The India’s Kingfisher Airlines is downed more than 11 percent in share market on Friday morning.
It has happened just a day after a report said the country’s aviation regulator had concerns about safety standards. State Bank of India, the company’s largest creditor, declared its exposure to the air-carrier a non-performing asset when Kingfisher Airlines has not paid lending funds of Rs 1,457.78 crore to Bank.
The Times of India said that an audit by the Directorate General of Civil Aviation (DGCA) suggested Kingfisher’s licence may be under threat as its financial predicament could impinge on safety.

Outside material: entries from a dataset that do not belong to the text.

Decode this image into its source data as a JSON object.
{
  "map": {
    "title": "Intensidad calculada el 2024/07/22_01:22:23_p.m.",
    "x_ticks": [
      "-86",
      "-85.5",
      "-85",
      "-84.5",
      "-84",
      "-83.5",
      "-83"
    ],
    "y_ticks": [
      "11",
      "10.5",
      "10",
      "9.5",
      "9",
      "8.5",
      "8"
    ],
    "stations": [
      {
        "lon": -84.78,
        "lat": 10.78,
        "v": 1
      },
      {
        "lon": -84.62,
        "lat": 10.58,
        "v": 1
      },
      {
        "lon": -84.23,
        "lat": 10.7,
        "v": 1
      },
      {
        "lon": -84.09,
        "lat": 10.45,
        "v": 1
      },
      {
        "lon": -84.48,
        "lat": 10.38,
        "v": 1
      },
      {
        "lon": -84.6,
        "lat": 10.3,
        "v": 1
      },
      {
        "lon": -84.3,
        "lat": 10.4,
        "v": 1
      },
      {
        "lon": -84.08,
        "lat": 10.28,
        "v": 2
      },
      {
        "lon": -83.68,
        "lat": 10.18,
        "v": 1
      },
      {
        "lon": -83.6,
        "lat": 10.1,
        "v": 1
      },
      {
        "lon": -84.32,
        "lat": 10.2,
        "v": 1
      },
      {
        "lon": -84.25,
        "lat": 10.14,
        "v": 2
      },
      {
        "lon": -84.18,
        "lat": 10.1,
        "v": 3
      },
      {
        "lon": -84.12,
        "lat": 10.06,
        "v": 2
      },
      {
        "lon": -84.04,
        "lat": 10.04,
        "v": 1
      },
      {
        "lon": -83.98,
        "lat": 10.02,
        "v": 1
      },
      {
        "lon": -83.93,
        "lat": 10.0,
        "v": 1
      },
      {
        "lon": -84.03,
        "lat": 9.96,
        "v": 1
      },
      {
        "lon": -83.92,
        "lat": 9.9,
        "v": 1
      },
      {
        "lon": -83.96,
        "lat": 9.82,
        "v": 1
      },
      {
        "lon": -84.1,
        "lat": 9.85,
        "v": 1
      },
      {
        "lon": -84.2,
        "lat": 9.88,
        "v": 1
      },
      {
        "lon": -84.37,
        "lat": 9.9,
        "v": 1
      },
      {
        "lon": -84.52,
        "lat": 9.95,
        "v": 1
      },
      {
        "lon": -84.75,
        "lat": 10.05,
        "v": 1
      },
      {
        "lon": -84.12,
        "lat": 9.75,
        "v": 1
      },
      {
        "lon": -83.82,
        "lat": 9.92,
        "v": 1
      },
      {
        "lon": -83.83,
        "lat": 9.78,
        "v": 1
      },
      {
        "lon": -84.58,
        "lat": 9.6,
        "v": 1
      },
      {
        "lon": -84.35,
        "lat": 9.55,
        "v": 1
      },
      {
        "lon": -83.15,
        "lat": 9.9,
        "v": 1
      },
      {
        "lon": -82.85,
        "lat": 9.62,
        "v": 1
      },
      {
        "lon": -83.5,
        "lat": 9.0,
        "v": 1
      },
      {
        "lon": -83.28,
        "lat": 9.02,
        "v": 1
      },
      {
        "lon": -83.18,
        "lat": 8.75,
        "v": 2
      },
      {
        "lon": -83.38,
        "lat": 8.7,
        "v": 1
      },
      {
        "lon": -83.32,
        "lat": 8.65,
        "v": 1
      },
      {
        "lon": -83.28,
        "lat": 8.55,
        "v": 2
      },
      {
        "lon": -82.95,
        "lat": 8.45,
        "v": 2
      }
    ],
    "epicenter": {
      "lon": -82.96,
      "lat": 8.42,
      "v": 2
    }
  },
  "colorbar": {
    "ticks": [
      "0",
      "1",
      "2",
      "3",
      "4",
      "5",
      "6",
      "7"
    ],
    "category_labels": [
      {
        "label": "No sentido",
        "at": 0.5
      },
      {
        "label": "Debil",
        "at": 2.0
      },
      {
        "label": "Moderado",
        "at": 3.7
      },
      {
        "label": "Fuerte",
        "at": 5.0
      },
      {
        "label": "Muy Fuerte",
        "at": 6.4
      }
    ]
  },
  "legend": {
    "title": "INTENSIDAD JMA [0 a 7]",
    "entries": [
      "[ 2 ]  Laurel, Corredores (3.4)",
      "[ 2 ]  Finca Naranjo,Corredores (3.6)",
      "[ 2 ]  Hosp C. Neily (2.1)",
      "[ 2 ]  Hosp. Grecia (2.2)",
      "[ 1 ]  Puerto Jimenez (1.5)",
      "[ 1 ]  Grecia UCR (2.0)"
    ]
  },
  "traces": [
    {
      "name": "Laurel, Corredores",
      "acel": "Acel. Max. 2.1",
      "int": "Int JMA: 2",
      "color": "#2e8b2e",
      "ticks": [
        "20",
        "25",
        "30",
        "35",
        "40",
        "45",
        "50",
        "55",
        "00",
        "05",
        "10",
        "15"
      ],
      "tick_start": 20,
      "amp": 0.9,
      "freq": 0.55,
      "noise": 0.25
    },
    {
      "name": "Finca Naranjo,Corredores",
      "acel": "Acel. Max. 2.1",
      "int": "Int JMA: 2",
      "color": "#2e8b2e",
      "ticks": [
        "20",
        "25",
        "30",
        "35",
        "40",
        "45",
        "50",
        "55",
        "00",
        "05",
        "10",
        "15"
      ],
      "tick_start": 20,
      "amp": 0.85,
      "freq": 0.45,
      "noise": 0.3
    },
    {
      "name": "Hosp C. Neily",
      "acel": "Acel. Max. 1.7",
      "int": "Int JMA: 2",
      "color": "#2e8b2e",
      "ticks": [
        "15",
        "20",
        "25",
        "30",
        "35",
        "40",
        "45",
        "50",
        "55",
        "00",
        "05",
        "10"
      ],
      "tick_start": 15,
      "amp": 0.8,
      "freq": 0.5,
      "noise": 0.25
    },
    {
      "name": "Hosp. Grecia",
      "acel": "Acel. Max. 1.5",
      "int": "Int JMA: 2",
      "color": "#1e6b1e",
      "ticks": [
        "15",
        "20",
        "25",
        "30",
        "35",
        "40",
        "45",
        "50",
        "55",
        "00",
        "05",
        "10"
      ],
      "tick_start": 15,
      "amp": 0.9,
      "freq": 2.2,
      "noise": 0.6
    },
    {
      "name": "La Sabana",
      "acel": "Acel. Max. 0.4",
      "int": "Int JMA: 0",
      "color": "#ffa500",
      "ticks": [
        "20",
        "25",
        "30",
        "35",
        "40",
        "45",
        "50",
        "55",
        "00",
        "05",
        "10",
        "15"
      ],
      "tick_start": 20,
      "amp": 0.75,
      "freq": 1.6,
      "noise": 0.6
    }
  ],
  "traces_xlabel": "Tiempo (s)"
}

However in turn back, Kingfisher strongly denied that safety was compromised and the DGCA later said, “There is no threat of cancellation, although it has asked for rectification measures.”
After a slump start in BSE, the airline ran down 10.76 percent to 18.25 rupees, after some point being recovered position; it was still down more than 6.0 percent within an hour of the opening bell.
Kingfisher the Bangalore-based carrier is facing a cash-flow crisis due to non payment of maintenance fees. During September, in favour of more lucrative full-fare routes, axed unprofitable domestic routes, the airline surfaced its low-cost Kingfisher Red service and has grounded 15 aircraft caused by soaring fuel costs and high local sales taxes as well as a domestic price war.
The Bangalore-based carrier, which has seen its market share of passengers slump in recent months.
Shares of Kingfisher Airlines today plunged by over 11% in morning trade after After a weak start, the shares fell further to an early low of Rs 18.15, down 11.24% over previous close, on the NSE.
Meanwhile the private carrier is covered under a financial crisis and battling to service its loans, which have run up to over Rs 6,000 crore.
SBI Chairman Pratip Chaudhuri recently said, “Kingfisher is a NPA (non-performing asset) for us. They are in default.”